Choses vues/1850/Louis-Philippe en exil

Ollendorf (Œuvres complètes. Tome 26p. 65-66).


[LOUIS-PHILIPPE EN EXIL ; SA DERNIÈRE ANNÉE.]


Juillet 1850.

Le roi Louis-Philippe est en ce moment à Saint-Léonard, une partie de la famille d’Orléans prend là les bains de mer. Le roi habite avec sa famille un hôtel garni dont il n’occupe qu’une partie, le reste est loué, comme à l’ordinaire, à qui passe et à qui veut.

Le roi est atteint d’une hydropisie de poitrine, et quoiqu’il aille mieux depuis un mois, on croit sa fin prochaine. Il est maigri et très changé, il n’a plus de toupet ni de favoris, il porte ses cheveux blancs et toute sa barbe, ce qui lui donne l’air plus vénérable que lorsqu’il était roi. Il est en effet plus que roi, il est proscrit ; il est plus que proscrit, il est mourant. Il a perdu une majesté, celle du trône, et il en a retrouvé deux autres, la majesté du malheur et la majesté de la mort.

Toute la famille d’Orléans vit là avec cette simplicité qu’elle avait dans la prospérité et à laquelle l’adversité a ajouté quelque chose de noble et de grave. Quand un français passe, on l’invite et l’on est heureux qu’il vienne. En France, Louis-Philippe recherchait les anglais, en Angleterre il recherche les français.
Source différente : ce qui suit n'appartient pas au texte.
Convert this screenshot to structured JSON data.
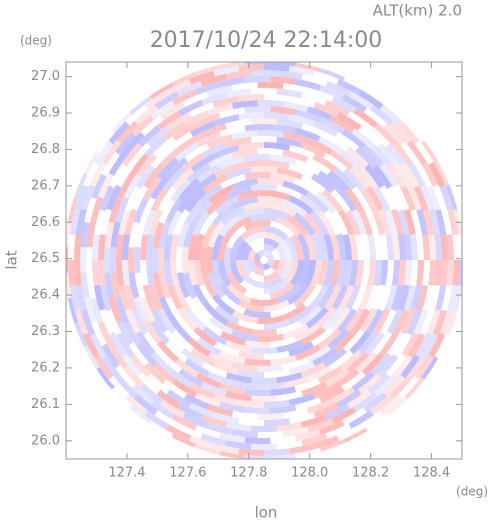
{
  "chart_data": {
    "type": "radar-image",
    "title": "2017/10/24 22:14:00",
    "altitude_label": "ALT(km) 2.0",
    "y_unit": "(deg)",
    "x_unit": "(deg)",
    "xlabel": "lon",
    "ylabel": "lat",
    "xlim": [
      127.2,
      128.5
    ],
    "ylim": [
      25.95,
      27.04
    ],
    "xticks": [
      127.4,
      127.6,
      127.8,
      {
        "value": 128,
        "label": "128.0"
      },
      128.2,
      128.4
    ],
    "yticks": [
      {
        "value": 26,
        "label": "26.0"
      },
      26.1,
      26.2,
      26.3,
      26.4,
      26.5,
      26.6,
      26.7,
      26.8,
      26.9,
      {
        "value": 27,
        "label": "27.0"
      }
    ]
  }
}
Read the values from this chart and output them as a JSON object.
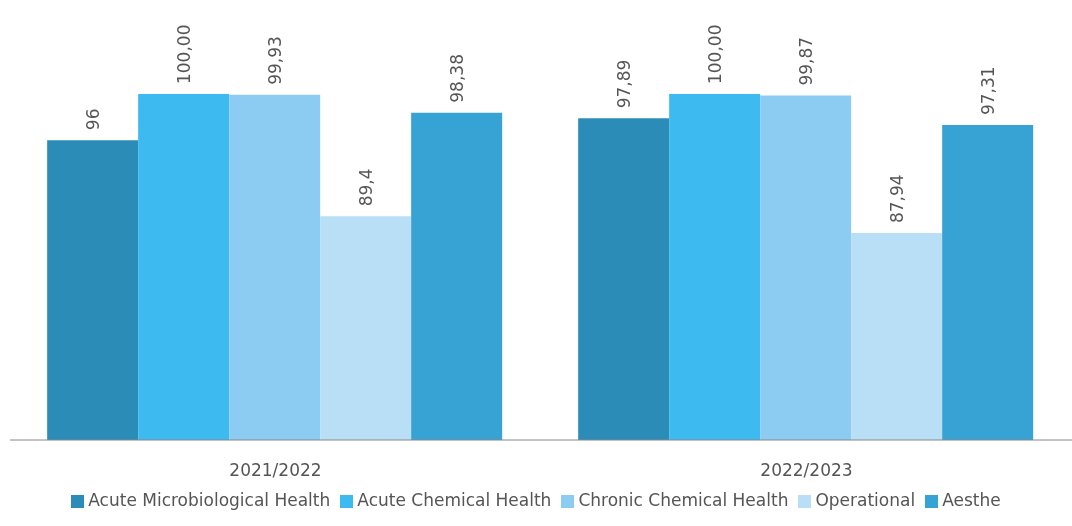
{
  "chart_data": {
    "type": "bar",
    "categories": [
      "2021/2022",
      "2022/2023"
    ],
    "series": [
      {
        "name": "Acute Microbiological Health",
        "color": "#2b8cb8",
        "values": [
          96,
          97.89
        ],
        "value_labels": [
          "96",
          "97,89"
        ]
      },
      {
        "name": "Acute Chemical Health",
        "color": "#3dbaf0",
        "values": [
          100,
          100
        ],
        "value_labels": [
          "100,00",
          "100,00"
        ]
      },
      {
        "name": "Chronic Chemical Health",
        "color": "#8ccbf2",
        "values": [
          99.93,
          99.87
        ],
        "value_labels": [
          "99,93",
          "99,87"
        ]
      },
      {
        "name": "Operational",
        "color": "#b9dff7",
        "values": [
          89.4,
          87.94
        ],
        "value_labels": [
          "89,4",
          "87,94"
        ]
      },
      {
        "name": "Aesthe",
        "color": "#37a2d4",
        "values": [
          98.38,
          97.31
        ],
        "value_labels": [
          "98,38",
          "97,31"
        ]
      }
    ],
    "ylim": [
      70,
      100
    ],
    "tick_labels": "x",
    "legend": "bottom"
  }
}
Le dîner de famille offre ce mélange de vieillards et d’enfants qui a quelque chose de patriarchal. Cependant Louis-Philippe, empêché par sa santé et forcé de manger à part, n’y paraît plus. La reine y préside, assise seule au grand côté de la table. Au moment où l’on sert, chaque groupe arrive avec ses enfants, Mme la duchesse d’Orléans, grande, mince, un peu maigre, noble, digne, gracieuse, triste, toujours en deuil, toujours avec ses fils, donnant la main droite au comte de Paris et la main gauche au duc de Chartres ; le duc et la duchesse de Nemours avec leurs beaux enfants, le duc et la duchesse d’Aumale avec les leurs, le prince de Joinville entouré des siens qui se disputent pour être à table à côté de lui. — Je veux être à côté de papa ! Je veux être à côté de papa ! On n’entend que cela au moment où il s’assied. M. de Joinville paraît par moments accablé. Voici comment la reine en parle : — Comment trouvez-vous Joinville ? disait-elle dernièrement à un visiteur de France, toujours beau, n’est-ce pas ? mais fait comme un voleur.

Ils ont conservé entre eux l’habitude d’appeler Mme de Joinville Chica.

Le duc d’Aumale est triste comme son frère de Joinville. M. de Nemours a gardé sa mine froide.

À la table de famille, Mme la duchesse d’Orléans prend place au côté droit de la reine, M. et Mme de Nemours au côté gauche, les autres princes chacun selon son rang. M. et Mme de Montpensier manquent, ils sont à Séville.

Les visiteurs invités ainsi que les officiers de la maison font face à la reine et aux princes.

Le dîner est simple, sans primeurs, servi à la russe, avec le dessert sur la table, chaque convive a un laquais derrière lui ; quelque chose qui a grand air, mais qui n’est plus royal.

Après le dîner, quelques instants de causerie, puis on s’en va. La reine se couche de bonne heure.

Mme la duchesse d’Orléans vit à part, le plus qu’elle peut. On la rencontre souvent au bord de la mer, se promenant pendant que le comte de Paris prend des leçons de natation.

De tous les enfants royaux, le plus spirituel est le petit duc de Chartres et le plus beau le petit duc de Wurtemberg.